I got up early and walked to the Vatican from our hotel, about a 45-minute walk. I wanted to see some of the city before it woke up, but it was too late at 6:45. Another day of what Mike began to refer to as The Bataan Death March, as we toured St. Peter’s (without realizing you could go up in the dome) and then went to the Vatican Museums, where we stood in line with a nun who blatantly butted in front of like 10 people – go figure. Saw the Pieta in St. Peter’s – gorgeous, and then of course the Sistine Chapel. It was packed, packed, packed, but still, when I went in there I have to say I got goosebumps, being in the presence of such genius and such beauty. The crowds were getting pretty unbearable, so Karen and I lobbied hard to leave, and we somehow missed the picture galleries, much to all of our chagrin.

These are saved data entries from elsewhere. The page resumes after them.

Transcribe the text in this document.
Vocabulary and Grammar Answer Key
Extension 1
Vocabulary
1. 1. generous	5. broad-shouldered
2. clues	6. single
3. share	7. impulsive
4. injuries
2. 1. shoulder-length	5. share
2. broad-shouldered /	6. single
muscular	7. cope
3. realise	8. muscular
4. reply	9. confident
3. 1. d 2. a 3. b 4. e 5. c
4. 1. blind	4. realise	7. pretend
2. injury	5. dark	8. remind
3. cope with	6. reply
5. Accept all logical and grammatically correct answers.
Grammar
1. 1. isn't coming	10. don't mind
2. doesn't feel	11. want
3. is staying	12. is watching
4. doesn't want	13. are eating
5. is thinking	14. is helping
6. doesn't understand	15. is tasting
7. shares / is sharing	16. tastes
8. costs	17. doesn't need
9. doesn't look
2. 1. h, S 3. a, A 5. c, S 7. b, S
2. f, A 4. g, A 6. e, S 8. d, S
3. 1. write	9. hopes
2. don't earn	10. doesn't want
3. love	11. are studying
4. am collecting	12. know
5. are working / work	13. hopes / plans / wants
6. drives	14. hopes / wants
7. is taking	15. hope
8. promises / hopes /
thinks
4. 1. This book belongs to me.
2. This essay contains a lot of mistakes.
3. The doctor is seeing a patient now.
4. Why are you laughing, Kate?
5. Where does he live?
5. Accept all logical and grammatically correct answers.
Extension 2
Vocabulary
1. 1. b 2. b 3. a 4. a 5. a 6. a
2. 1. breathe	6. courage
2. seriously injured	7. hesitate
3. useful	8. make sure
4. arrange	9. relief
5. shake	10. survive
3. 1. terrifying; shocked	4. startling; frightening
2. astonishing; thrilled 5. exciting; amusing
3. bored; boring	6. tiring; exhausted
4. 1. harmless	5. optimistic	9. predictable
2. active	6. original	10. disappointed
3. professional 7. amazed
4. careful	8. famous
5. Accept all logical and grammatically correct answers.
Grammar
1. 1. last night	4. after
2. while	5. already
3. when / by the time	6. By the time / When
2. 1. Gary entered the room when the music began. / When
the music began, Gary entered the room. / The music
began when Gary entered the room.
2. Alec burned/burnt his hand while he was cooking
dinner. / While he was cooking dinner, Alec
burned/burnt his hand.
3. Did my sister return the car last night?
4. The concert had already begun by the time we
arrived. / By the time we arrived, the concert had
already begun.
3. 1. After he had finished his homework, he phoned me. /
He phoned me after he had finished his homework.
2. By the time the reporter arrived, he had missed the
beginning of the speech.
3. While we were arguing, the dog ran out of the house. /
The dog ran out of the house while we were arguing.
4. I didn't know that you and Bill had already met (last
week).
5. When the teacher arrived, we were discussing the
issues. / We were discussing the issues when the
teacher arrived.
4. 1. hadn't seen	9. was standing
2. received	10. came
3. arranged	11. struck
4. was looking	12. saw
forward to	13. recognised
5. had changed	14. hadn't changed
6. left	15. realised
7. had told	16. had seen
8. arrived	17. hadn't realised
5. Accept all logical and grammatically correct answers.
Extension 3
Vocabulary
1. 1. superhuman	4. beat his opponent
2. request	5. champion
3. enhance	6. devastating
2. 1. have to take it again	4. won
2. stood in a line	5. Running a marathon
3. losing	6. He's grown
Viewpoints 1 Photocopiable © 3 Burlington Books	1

Back outside and on to a castle, where Mike got the audio tour and Karen and I got a beer. Then, on to another Piazza, which I could carry on naming, to see a church with some Carravaggios inside. Hung out in the Campo dei Fiori again that night, shooting nearby pigeons with a mini water gun that Karen had conveniently packed in her purse. Just the necessities, she said. Had some Spaghetti Carbonara and collapsed in a heap at the hostel.

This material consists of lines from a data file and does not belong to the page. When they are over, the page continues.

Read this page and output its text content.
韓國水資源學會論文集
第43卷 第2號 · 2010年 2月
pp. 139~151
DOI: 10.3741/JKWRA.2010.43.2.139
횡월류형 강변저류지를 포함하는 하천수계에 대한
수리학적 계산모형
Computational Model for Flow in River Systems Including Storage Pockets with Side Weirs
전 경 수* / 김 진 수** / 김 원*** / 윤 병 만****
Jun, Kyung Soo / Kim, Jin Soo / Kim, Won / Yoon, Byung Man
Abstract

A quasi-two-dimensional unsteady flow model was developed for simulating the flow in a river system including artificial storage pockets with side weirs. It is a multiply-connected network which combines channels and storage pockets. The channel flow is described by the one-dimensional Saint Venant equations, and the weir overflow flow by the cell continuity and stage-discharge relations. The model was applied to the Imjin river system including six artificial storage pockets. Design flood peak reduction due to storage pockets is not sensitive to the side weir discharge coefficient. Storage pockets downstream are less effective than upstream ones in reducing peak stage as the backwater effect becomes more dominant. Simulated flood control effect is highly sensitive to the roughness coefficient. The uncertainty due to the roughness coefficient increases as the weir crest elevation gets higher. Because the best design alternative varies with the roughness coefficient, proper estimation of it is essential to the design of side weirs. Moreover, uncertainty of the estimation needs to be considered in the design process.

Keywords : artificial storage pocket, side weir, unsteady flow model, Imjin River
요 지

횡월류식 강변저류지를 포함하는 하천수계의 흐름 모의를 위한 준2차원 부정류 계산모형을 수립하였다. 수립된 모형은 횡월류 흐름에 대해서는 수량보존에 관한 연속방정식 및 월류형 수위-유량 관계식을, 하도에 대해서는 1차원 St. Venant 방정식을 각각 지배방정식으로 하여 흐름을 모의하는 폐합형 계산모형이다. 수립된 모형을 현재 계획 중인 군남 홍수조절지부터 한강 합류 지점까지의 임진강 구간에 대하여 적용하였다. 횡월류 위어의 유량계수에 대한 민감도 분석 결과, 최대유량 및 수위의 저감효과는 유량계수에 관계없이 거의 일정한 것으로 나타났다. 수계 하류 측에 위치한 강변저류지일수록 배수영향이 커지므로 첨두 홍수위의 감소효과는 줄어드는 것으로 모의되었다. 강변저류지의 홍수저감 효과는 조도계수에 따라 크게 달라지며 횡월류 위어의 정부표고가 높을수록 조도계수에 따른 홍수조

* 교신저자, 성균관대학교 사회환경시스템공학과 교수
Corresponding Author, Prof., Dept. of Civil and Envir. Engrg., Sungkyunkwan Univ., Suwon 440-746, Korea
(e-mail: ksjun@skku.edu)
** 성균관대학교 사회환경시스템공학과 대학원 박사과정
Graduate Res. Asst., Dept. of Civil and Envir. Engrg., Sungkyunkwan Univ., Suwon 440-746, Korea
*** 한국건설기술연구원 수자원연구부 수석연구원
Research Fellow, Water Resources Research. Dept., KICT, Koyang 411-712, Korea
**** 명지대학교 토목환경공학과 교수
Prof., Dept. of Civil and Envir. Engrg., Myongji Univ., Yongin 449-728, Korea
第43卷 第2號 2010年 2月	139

Day 3: Another grueling day, which began with all of us crabby, as the hostel had magically increased its price from 20 to 33 Euro (that’s $45 for a dorm bed, folks – each) for this night, which we hadn’t booked in advance. A nice young man from Utah who spoke Spanish (which was the only language the d-bag at the front desk could speak) convinced him that was insane and we got the beds for 23 Euro. Still annoyed though. Shook it off and went back to St. Peter’s to climb the dome, which was awesome; the wall was curved like in Willy Wonka. After that, back to the Forums, armed with a guidebook, where Karen and I mostly tried to find shade while Mike edified his mind. After a quick lunchie, we made the trek via subway and bus out to some catacombs, just in time for the last tour of the day. Met a nice couple from San Francisco whose 6-year-old daughter took a shine to me – I’m a kid whisperer. As she was staring at me on the bus, I decided to strike up a little convo:

Me: What’s your name?
Her: Emma.
Me: How old are you?
Emma: I’m six.
Me: Oh, that’s nice.
Emma: I have to tell you something. (Motions for me to come closer)
Me: And what’s that?
Emma: I saw the David. (In hushed tones.)

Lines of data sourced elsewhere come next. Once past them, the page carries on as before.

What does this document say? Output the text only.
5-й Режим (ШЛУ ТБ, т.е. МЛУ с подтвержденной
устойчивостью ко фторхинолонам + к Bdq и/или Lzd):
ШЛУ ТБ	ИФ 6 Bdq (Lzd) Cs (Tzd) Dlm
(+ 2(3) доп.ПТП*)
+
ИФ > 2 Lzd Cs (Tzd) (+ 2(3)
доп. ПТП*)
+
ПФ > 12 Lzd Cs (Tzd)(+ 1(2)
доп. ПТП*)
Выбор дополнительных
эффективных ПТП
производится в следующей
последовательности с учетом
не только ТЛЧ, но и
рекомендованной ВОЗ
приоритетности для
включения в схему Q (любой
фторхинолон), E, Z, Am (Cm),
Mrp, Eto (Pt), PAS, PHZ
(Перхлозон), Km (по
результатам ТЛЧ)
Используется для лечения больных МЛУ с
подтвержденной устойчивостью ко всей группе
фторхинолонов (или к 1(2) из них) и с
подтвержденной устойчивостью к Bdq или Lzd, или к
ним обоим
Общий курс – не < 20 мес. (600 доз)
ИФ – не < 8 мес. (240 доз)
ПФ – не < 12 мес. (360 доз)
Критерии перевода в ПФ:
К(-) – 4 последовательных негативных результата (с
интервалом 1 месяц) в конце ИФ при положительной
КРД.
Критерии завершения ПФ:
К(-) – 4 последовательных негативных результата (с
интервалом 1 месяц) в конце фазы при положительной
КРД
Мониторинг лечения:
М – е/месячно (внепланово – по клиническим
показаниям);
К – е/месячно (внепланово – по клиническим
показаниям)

Very cute. She walked in front of me throughout the tour and looked behind every few paces to make sure I was still there. Dinner that night at our favorite place, the one from the night of our arrival. The next morning, a train and then subway to Sorrento.


One response to “When In Rome”

  1. Megan B says:

    Bowe and I totally did the same thing with our train tix in Italy when we were on our honeymoon! We were so overwhelmed by the whole train system when we arrived because we had to switch trains 3 times (!) between the airport and Siena that we didn’t catch the whole validation thing either. You can be thrown in jail for not validating your tickets! We obsessed about getting caught the whole ride (over 2 hours!) and then saved the unvalidated tix for our return trip to the airport. Score 🙂 Which brings to mind the train we took on our return trip to the airport: it was one of those long distance sleepers with different compartments for 10 passengers with assigned seats. Bowe and I didn’t figure out until almost an hour into the trip that we actually had assigned seats on our tickets and we didn’t have to stand in everyone’s way in the aisle of our car with two pieces of luggage. I don’t even know if this makes sense cause I’ve just had half a bottle of wine so I’d better stop writing things now. Bye!